Blieb im reizbaren Gemüt des Dichters noch ein Schatten? Die Konsulin hielt ihm sein Bild entgegen, Kusine Emmy hatte es während seiner Rede entworfen. Er erkannte seinen Knebelbart, sonst nichts. Nachsicht mit der Armen stimmte ihn um. Er war schon halb im Aufbruch gewesen. Jetzt blieb er noch, und Leutnant von Kühn stellte die Frage, die vorhin in ihrem Innern alle erhoben hatten.
»Ist Napoleon wirklich tot?«
Professor von Heines setzte sich wieder. »Der Kaiser starb diesen 9. Januar 1873 zu Chislehurst in England. Schon auf der Höhe seiner Macht hatte ein Unbekannter ihm das Haus eingerichtet, wenn er stürzte. Wirklich ist er dort gestorben. Aber Sie haben es vergessen. So wird auch der Ruhm vergessen«, sagte er nicht ohne Vorwurf zu dem Konsul, der aber die Achseln zuckte.
»Man erinnerte sich wirklich des Mannes kaum noch«, meinte der Konsul.
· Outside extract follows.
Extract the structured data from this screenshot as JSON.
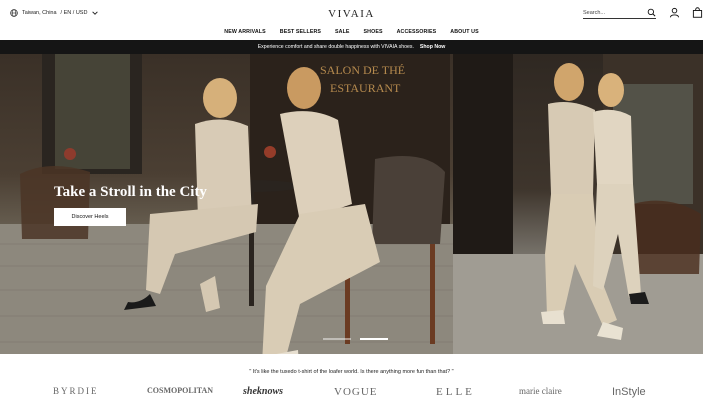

»Nur er selbst erinnerte sich an alles«, sagte Heines. »Zuletzt hielt er die Hand seines Arztes und stöhnte: ›Sie waren mit bei Sedan.‹«
Der Dichter beschattete die Stirn, als sähe er zuviel. »Der Sterbende«, sagte er, »gedachte nicht der Tuilerien, nicht der Feste, auch seiner Siege nicht. Wir sterben, und als letztes haftet in unserem Geist das Unglück.«
Dies überraschte. Man hörte nachträglich noch immer den Dichter seine unbegrenzte Verehrung des Glückes bekunden. Jetzt nannte er das Unglück mächtiger.
»Seine Frau war nicht im Zimmer«, sagte Gabriele. Es schien ihr die natürliche Erklärung.
»Doch. Sie war zugegen.«
Da wußte auch Gabriele keine Erklärung mehr. Professor von Heines berichtete, getragen, wie er von seinem Leben sprach:
»Einst trat ich als Gast vor das kaiserliche Paar in seiner Größe –«
»War es ein Maskenball?« rief Gabriele sogleich. »Was trug Eugénie? Nun? Wie schade. Ich hätte mir gewünscht, daß Sie uns neue Maskenkostüme beschrieben. Wir kennen nur immer dieselben.« Sie verzog den Mund. »Zigeunerin, Odaliske, was noch?«
Die anderen waren belustigt, gewiß durch Gabriele, aber auch über Heines. Nicht einmal die Griechinnen, die er doch geliebt hatte, konnte er in seinen Gesichten von Kopf bis Fuß beschreiben, – sie aber verlangte von ihm die Trachten des Pariser Hofes!
Er entschuldigte sich übrigens für seine Unwissenheit, denn er lobte die Fragende.
»Ihr eigener länglicher Gesichtsschnitt, Madame, ja, das Blond Ihrer Haare ist das Ihrer früheren Kaiserin, – die aber nicht Ihre großen Augen hat«, schloß er mit Verbeugung.
Der Konsul dagegen fragte, als sei ein großer Arzt zugegen:
»Ist sie so kindlich nur geblieben, weil sie von dort unten kommt? Hat es denselben Grund, daß ich ihr immer nur gute Nachrichten bringen darf?« fragte er über den Tisch gebeugt, hinter der Hand.
Der Dichter aber antwortete öffentlich. Er wandte sich geradezu an die Dame selbst.
»Ihre schöne Kaiserin, der Sie ähnlich sehen, war keine schlechte Natur. Sie war von Grund aus unschuldig, war nicht ohne Freundlichkeit. Selbst ihre Gefallsucht glich dem Wunsch, zu erfreuen. Freilich verwandelte die mächtige Stellung, die sie einnahm, all dies nur zu bald in Herrschsucht. Das Spiel mit wechselnden Masken begünstigte ihre Launenhaftigkeit. Um sie her verfielen die Sitten.«
»Hu!« machte Gabriele.
»Auch die Angelegenheiten des Staates hielt sie bald nur noch für ihr Kostüm und ihre Laune, ja, sogar bei höchster Gefahr. So wurde sie der böse Geist ihres Gatten.«
Alle stimmten zu, denn es war bekannt, Eugénie habe den Krieg gewollt.